After going through https://math.stackexchange.com/ to try and get more knowledge, I read from How do you show monotonicity of the $\ell^p$ norms?, Inequality between $\ell^p$-norms, An example of a sequence which satisfies a number of conditions, and here What sequences could satisfy these requirements? just to catch a glimpse of an example but there wasn't a clear cut example.

Assuming without admitting that the inequality was just an improper subset $"\subseteq"$, then the sequence would have been as easy as $(1, 0, 1, 0, \ldots)$. Now my task is finding that example satisfying (1). Benevolent contributors, I rely on you for assistance.

Answer 1

$\ell^r\subsetneq \ell^s$ for $r<s$:

We will use the fact that for $\alpha\in \mathbb{R}$, $$\sum_{n=1}^\infty n^{-\alpha}$$ converges if and only if $\alpha >1$ (which can be shown by the integral test). Pick $1/s<t<1/r$. Then $x(n)=n^{-t}$ is in $\ell^s$ but not $\ell^r$.

$\ell^s\subsetneq \mathbf{c}_0$ for any $s$:

We can construct a sequence that works for all $s$. Consider the sequence $x(n)=1/\ln n$ (for $n>1$, it doesn't matter what happens at $n=1$, since we only need the limiting behaviour). To prove this, it suffices to show that for sufficiently large $n$, $$\ln n<n^{1/s},\tag{*}$$for then we use a comparison with the harmonic series to show that $$\sum_{n=1}^\infty \frac{1}{(\ln n)^s}$$ diverges. To prove (*), we compute the limit $$\lim_{t\to\infty}\frac {\ln t}{t^{1/s}}=\lim_{t\to\infty}\frac{1/t}{(1/s)t^{1/s-1}}=\lim_{t\to\infty}\frac{s}{t^{1/s}}=0,$$ where the first equality follows from l'hopital's rule.
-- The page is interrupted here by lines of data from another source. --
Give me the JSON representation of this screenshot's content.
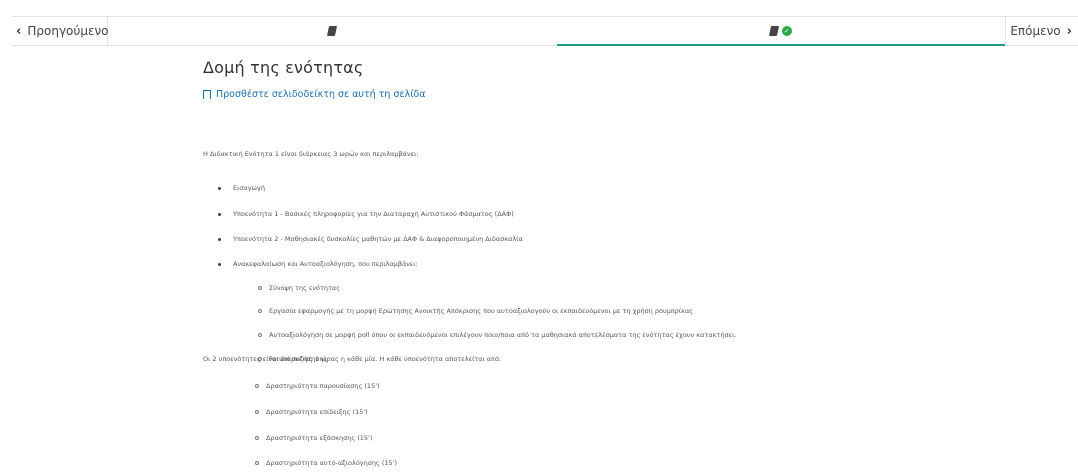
{
  "nav": {
    "prev_label": "Προηγούμενο",
    "next_label": "Επόμενο",
    "tabs": [
      {
        "icon": "book-icon",
        "active": false
      },
      {
        "icon": "book-icon",
        "completed": true,
        "active": true
      }
    ],
    "accent_color": "#1d9a8a",
    "check_color": "#2aa84a"
  },
  "page": {
    "title": "Δομή της ενότητας",
    "bookmark_label": "Προσθέστε σελιδοδείκτη σε αυτή τη σελίδα",
    "intro": "Η Διδακτική Ενότητα 1 είναι διάρκειας 3 ωρών και περιλαμβάνει:",
    "bullets": [
      "Εισαγωγή",
      "Υποενότητα 1 - Βασικές πληροφορίες για την Διαταραχή Αυτιστικού Φάσματος (ΔΑΦ)",
      "Υποενότητα 2 - Μαθησιακές δυσκολίες μαθητών με ΔΑΦ & Διαφοροποιημένη Διδασκαλία",
      "Ανακεφαλαίωση και Αυτοαξιολόγηση, που περιλαμβάνει:"
    ],
    "sub_bullets": [
      "Σύνοψη της ενότητας",
      "Εργασία εφαρμογής με τη μορφή Ερώτησης Ανοικτής Απόκρισης που αυτοαξιολογούν οι εκπαιδευόμενοι με τη χρήση ρουμπρίκας",
      "Αυτοαξιολόγηση σε μορφή poll όπου οι εκπαιδευόμενοι επιλέγουν ποιο/ποια από τα μαθησιακά αποτελέσματα της ενότητας έχουν κατακτήσει.",
      "Forum συζήτησης"
    ],
    "para2": "Οι 2 υποενότητες είναι διάρκειας 1 ώρας η κάθε μία. Η κάθε υποενότητα αποτελείται από:",
    "activities": [
      "Δραστηριότητα παρουσίασης (15')",
      "Δραστηριότητα επίδειξης (15')",
      "Δραστηριότητα εξάσκησης (15')",
      "Δραστηριότητα αυτό-αξιολόγησης (15')"
    ]
  }
}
The strictness of the other inclusions are relatively straightforward. For $\mathbf{c}_0\subsetneq \mathbf{c}$, pick your favourite sequence converging to $0$ and then adding some non-zero constant will produce an example. For $\mathbf{c}\subsetneq \ell^\infty$, examples include $x(n)=(-1)^n$.